Wednesday, 1 March 2017

Statue Stolen from Berlin Store Turns up in UK


 A late sixth or early fifth century BC Etruscan bronze statuette portraying a warrior with lance and helmet entered Berlin’s state collection in 1860 and was exhibited along with other ancient bronze objects for some eighty years in Berlin's Altes Museum. On the outbreak of the War in 1939 to protect it from bomb damage it was packed and stored in a secure location. Unfortunately it was one of a number of objects stolen in the chaotic aftermath of the Fall of Berlin in 1945. At the end of the war 'some of these storage places were unprotected and there were incidents of theft by civilians and Allied personnel', according to Martin Maischberger, the deputy director of Berlin State Museums’ antiquities collection. This story does however have a happy end, due to the sharp eyes of an unnamed member of the staff of the British Museum which seems to be playing an increasing role as the watchdog of the British antiquities market (Catherine Hickley, 'Ancient bronze statuette lost after the Second World War returns to Berlin' The Art Newspaper 1 March 2017).:
The bronze was part of an English private collection and sold at auction in 2015. It was later consigned to the London art dealership Oliver Forge and Brendan Lynch Ltd. After Forge consulted an expert at the British Museum who identified the statuette as missing from the Berlin antiquities collection, the consigner agreed to return it. Berlin State Museums paid a small fee “as compensation, not the full market value,” Maischberger says. 
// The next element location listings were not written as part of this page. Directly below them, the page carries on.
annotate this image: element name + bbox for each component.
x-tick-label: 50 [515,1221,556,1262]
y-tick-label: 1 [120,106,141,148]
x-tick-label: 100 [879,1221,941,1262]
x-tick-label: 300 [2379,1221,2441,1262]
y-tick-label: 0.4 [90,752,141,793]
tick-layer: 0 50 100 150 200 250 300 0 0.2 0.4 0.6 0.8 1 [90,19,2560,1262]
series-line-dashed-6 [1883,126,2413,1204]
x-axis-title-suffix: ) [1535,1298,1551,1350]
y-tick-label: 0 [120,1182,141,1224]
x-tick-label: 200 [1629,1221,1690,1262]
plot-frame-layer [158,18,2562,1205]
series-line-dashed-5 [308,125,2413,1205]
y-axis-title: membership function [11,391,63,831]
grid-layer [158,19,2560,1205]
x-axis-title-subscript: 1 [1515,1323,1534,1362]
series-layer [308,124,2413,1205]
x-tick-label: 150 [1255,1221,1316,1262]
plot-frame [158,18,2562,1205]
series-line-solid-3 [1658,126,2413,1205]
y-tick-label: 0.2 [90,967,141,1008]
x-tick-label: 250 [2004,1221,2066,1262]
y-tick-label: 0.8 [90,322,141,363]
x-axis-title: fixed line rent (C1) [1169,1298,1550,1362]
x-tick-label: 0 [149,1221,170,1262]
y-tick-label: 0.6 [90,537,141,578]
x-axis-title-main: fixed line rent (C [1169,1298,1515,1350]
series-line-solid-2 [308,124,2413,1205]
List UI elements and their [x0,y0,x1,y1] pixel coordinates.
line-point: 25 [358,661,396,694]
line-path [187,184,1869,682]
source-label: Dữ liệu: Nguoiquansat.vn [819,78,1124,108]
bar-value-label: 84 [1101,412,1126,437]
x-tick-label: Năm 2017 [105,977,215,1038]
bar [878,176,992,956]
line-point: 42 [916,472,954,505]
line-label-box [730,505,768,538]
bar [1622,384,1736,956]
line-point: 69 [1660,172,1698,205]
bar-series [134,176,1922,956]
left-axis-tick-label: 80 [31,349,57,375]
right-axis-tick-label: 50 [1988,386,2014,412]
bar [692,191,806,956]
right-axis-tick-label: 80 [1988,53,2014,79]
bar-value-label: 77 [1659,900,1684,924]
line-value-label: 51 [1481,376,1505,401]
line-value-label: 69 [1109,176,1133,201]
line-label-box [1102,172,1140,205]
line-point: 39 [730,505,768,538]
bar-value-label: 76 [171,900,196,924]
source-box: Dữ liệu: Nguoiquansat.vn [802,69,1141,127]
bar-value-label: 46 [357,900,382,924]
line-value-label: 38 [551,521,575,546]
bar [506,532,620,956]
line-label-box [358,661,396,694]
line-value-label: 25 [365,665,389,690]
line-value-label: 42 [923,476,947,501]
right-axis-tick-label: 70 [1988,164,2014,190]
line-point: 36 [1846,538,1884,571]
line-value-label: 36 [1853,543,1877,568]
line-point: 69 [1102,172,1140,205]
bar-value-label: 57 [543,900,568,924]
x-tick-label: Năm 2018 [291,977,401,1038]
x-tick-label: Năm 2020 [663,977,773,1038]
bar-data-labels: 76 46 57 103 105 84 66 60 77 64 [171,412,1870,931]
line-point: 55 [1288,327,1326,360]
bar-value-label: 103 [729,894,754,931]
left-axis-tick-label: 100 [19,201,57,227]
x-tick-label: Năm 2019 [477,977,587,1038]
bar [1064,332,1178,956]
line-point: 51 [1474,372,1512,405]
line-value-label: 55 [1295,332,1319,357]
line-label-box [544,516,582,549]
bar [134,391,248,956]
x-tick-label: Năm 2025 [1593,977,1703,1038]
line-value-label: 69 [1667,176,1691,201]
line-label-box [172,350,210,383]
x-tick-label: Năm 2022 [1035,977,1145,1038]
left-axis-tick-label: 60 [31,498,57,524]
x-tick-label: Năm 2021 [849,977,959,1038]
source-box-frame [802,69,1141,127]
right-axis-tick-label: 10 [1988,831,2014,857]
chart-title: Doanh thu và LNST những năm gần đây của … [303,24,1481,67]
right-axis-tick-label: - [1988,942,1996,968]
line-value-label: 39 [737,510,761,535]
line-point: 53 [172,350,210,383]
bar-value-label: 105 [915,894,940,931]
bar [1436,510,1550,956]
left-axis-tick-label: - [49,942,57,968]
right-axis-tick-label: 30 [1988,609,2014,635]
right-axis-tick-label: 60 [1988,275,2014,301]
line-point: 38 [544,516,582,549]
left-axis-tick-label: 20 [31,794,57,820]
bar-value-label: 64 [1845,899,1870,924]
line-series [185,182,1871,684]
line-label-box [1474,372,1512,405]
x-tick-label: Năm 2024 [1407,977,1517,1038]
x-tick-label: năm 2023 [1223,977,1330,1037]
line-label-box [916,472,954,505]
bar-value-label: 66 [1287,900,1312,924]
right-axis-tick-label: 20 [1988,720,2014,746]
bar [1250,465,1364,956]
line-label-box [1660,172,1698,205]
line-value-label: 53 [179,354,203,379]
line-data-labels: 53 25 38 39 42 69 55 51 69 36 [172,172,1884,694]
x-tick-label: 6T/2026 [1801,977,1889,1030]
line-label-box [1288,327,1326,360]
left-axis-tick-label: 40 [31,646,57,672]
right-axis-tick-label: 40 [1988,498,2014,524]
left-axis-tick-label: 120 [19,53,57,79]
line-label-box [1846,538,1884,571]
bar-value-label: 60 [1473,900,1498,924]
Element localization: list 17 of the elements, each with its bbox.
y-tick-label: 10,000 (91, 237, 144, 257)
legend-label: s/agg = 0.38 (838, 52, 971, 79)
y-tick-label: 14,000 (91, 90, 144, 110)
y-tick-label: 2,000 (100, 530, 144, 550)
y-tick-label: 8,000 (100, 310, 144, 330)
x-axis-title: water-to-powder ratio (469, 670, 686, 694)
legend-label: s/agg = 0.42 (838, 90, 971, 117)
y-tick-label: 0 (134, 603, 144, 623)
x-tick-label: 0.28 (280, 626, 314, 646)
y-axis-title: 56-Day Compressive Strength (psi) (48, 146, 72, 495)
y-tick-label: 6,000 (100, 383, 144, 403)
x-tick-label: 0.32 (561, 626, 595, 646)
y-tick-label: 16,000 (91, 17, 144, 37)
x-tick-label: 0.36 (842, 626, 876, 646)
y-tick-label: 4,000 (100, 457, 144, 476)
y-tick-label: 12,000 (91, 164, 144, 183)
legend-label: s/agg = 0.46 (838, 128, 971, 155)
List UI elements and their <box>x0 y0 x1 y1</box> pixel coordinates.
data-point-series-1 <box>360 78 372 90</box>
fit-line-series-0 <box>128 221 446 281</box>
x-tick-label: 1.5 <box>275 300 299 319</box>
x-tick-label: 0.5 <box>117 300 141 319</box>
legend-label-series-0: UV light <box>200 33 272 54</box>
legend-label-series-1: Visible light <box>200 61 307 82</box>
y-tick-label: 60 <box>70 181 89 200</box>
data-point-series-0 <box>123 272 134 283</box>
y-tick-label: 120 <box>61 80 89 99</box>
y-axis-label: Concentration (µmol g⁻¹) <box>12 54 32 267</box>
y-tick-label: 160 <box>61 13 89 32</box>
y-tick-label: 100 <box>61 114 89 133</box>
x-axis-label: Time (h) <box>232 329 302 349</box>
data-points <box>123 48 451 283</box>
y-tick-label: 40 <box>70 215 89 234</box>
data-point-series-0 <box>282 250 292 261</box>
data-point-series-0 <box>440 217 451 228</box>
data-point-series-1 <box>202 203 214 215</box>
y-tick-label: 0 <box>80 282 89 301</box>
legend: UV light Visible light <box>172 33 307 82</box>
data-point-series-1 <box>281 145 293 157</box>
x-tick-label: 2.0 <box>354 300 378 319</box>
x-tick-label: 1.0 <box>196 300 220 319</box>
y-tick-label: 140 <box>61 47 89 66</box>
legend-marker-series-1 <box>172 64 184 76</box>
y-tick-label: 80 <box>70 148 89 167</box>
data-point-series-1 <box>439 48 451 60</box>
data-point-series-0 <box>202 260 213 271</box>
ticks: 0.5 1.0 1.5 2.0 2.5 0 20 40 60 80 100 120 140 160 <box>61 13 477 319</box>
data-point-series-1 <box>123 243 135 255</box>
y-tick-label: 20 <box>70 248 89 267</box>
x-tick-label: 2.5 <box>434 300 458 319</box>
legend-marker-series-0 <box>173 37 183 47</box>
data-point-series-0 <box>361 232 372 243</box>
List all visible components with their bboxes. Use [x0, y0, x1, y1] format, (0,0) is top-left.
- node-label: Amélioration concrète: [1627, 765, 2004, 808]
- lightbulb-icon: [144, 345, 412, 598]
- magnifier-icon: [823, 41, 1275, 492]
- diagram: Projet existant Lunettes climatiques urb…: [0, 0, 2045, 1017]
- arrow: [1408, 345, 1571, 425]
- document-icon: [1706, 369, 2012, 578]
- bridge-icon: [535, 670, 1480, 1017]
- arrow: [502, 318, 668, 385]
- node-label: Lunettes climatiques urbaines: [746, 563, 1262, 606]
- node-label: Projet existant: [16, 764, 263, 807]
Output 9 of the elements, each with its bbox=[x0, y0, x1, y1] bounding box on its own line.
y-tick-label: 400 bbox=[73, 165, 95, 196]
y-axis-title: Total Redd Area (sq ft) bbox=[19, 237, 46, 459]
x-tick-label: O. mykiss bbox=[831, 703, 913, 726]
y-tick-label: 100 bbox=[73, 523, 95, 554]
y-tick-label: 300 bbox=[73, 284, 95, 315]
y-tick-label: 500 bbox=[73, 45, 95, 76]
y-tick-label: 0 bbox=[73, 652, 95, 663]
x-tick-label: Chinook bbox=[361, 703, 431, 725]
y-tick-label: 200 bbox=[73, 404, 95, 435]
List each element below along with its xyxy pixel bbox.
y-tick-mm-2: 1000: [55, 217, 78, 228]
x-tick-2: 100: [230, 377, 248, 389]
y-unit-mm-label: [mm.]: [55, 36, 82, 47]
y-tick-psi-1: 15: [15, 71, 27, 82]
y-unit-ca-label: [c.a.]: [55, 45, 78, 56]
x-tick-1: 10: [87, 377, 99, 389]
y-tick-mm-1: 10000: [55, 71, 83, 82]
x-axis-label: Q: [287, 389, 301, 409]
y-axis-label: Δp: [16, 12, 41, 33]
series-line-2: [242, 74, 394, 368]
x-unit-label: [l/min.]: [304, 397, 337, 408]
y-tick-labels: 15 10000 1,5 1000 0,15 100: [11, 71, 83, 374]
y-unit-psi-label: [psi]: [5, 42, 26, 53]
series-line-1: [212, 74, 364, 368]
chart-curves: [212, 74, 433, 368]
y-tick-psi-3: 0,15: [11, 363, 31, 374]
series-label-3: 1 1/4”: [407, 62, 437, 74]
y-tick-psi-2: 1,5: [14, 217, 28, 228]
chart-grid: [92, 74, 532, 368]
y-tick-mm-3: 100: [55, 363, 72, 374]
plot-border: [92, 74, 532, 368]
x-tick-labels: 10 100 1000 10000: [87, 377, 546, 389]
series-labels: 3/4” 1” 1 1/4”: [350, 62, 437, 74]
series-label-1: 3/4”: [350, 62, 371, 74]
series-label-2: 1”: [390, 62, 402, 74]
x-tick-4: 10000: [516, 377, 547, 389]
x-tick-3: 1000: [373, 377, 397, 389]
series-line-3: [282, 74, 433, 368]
Unfortunately, this was not an isolated theft from the museum stores, there are many more conflict antiquities out there from the same source. The Berlin collections are still missing thousands of pieces that disappeared at the end of the Second World War. A few years ago I blogged about an Assyrian gold plaque  in the private hands of the Flamenbaum family in America.(this eventually was apparently rather gracelessly returned after a long court battle). Some objects plundered from the Berlin collections have ended up in Russian museums. The arts newspaper article also notes that:
A partner warrior bronze that also vanished after the war has been located in the university museum in Bochum in western Germany. The Berlin antiquities collection is in talks to recover it, Maischberger says.